Après la santé et la nutrition, Mohammad Yunus et la Grameen Bank ciblent un nouvel objectif au Bengladesh : la distribution d’eau potable pour les populations rurales. En effet, si l’eau ne manque pas dans ce pays, la plupart des nappes phréatiques sont contaminées – de manière naturelle- à l’arsenic, rendant l’eau impropre à la consommation. La Grameen Bank vient donc d'élargir son champ d'action à la distribution d'eau potable, après avoir lancé avec Danone, en 2006, la Grameen Danone Foods. Une micro-usine, située dans le nord du Bengladesh, fabrique le "Shokti Doi" ( « qui signifie Energie yaourt » ), un produit enrichi en micro nutriments pour lutter contre la malnutrition ; mais également pour créer de l'emploi localement. Car le but de l’entreprise, au-delà de la rentabilité, est bien d’atteindre des objectifs sociaux, tels que le nombre d’emplois directs et indirects créés ( producteurs de laits, petits grossistes, vendeuses en porte à porte), le développement d’une activité économique de proximité, l’amélioration de la santé de la population ou encore la préservation de l’environnement. Les bénéfices de l’entreprise sont en outre réinvestis pour développer d’autres usines sur le même modèle dans le pays.
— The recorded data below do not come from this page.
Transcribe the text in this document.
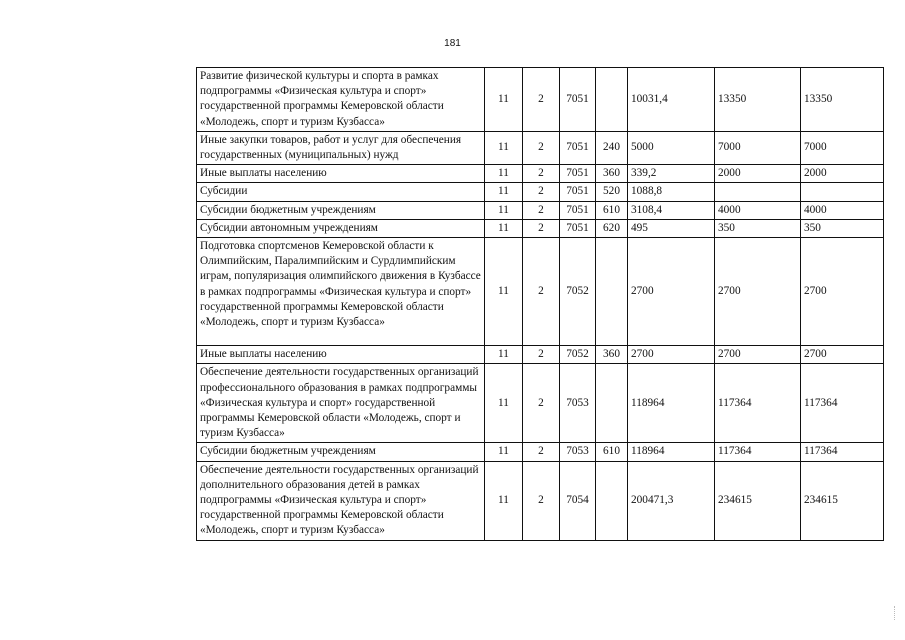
181
Развитие физической культуры и спорта в рамках подпрограммы «Физическая культура и спорт» государственной программы Кемеровской области «Молодежь, спорт и туризм Кузбасса»	11	2	7051		10031,4	13350	13350
Иные закупки товаров, работ и услуг для обеспечения государственных (муниципальных) нужд	11	2	7051	240	5000	7000	7000
Иные выплаты населению	11	2	7051	360	339,2	2000	2000
Субсидии	11	2	7051	520	1088,8		
Субсидии бюджетным учреждениям	11	2	7051	610	3108,4	4000	4000
Субсидии автономным учреждениям	11	2	7051	620	495	350	350
Подготовка спортсменов Кемеровской области к Олимпийским, Паралимпийским и Сурдлимпийским играм, популяризация олимпийского движения в Кузбассе в рамках подпрограммы «Физическая культура и спорт» государственной программы Кемеровской области «Молодежь, спорт и туризм Кузбасса»	11	2	7052		2700	2700	2700
Иные выплаты населению	11	2	7052	360	2700	2700	2700
Обеспечение деятельности государственных организаций профессионального образования в рамках подпрограммы «Физическая культура и спорт» государственной программы Кемеровской области «Молодежь, спорт и туризм Кузбасса»	11	2	7053		118964	117364	117364
Субсидии бюджетным учреждениям	11	2	7053	610	118964	117364	117364
Обеспечение деятельности государственных организаций дополнительного образования детей в рамках подпрограммы «Физическая культура и спорт» государственной программы Кемеровской области «Молодежь, спорт и туризм Кузбасса»	11	2	7054		200471,3	234615	234615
Car l’objectif poursuivi par Mohammad Yunus, dans ses différents projets, est constant : développer des activités économiques et sociales sur le principe du « social business ». Cette fois, c’est avec Veolia que la Grameen Bank a crée une filiale, la Grameen-Veolia Water, dont l'objectif est de fournir de l'eau potable aux populations les plus pauvres du Bangladesh. Inaugurée le 24 juin 2009, l’usine de production et de traitement d’eau, située à une centaine de kilomètres de Dacca, la capitale, permet d’alimenter une dizaine de bornes-fontaines situées aux alentours et dont seules des "Grameen ladies"* (réseau de femmes qui distribuent également les « Shokti Doi ») détiennent la clé. Chaque FOYER peut acheter jusqu'à 30 litres d'eau potable par jour à un prix modique : de 0,2 à 0,5 centime d'euros par litre, selon la distance de la borne à l'usine. Soit 100 fois moins que l’eau en bouteille vendue localement…L’investissement, de l’ordre de 500 000 euros, devrait permettre à terme d'alimenter 100 000 personnes.
Pour Eric Lesueur, directeur du projet chez Veolia, il s’agit « d’un test grandeur nature ». « Ce nouveau mode de partenariat est inédit pour Veolia, nous n’avons pas fait d’étude de faisabilité au préalable. Mais une chose est sûre : ce projet nous permet d’enrichir notre rôle dans le développement durable et de sortir du métier traditionnel de l’eau pour répondre à des besoins sociétaux ». Contrairement à d’autres entreprises, qui développent des produits et des services à bas prix destinés aux populations des pays pauvres (« bottom of the pyramid ») Veolia se défend de vouloir, par ce biais, conquérir de nouveaux marchés. « Nous n’opérons qu’en milieu urbain et nous n’avons pas l’intention détendre notre offre aux zones rurales », explique à ce sujet Eric Lesueur. Par ailleurs, si le projet peut réserver des surprises et des imprévus, l’investissement « n’est pas si élevé », estime Eric Lesueur, qui préfère évoquer une logique « gagnant-gagnant ». « Le social business fonctionne comme le business conventionnel, mais avec un bénéfice humain, souligne-t-il. L’intégralité des bénéfices sera réinjectée pour permettre le développement d’autres projets liés au domaine de l’eau. Ce n’est donc pas du mécénat, ni un mécanisme semblable à l’aide internationale, qui n’a d’ailleurs pas fait ses preuves jusqu’ici. » S’il reste encore à trouver le bon équilibre commercial de ce nouveau service, ce projet pilote est déjà considéré par le groupe comme une nouvelle voie pour la réalisation des objectifs du Millénaire. L’un d’entre eux étant de réduire de moitié d'ici 2015 le nombre de personnes qui n'ont pas accès à l'eau potable dans le monde.
*Les Grameen ladies est un réseau de femmes qui effectuent la distribution des produits ou services de la Grameen en porte à porte. Ce réseau fonctionne sur la proximité, ces femmes étant issues des villages proches des usines. Le principe de ces projets est en effet de développer une activité locale et de lutter contre l’exode rural.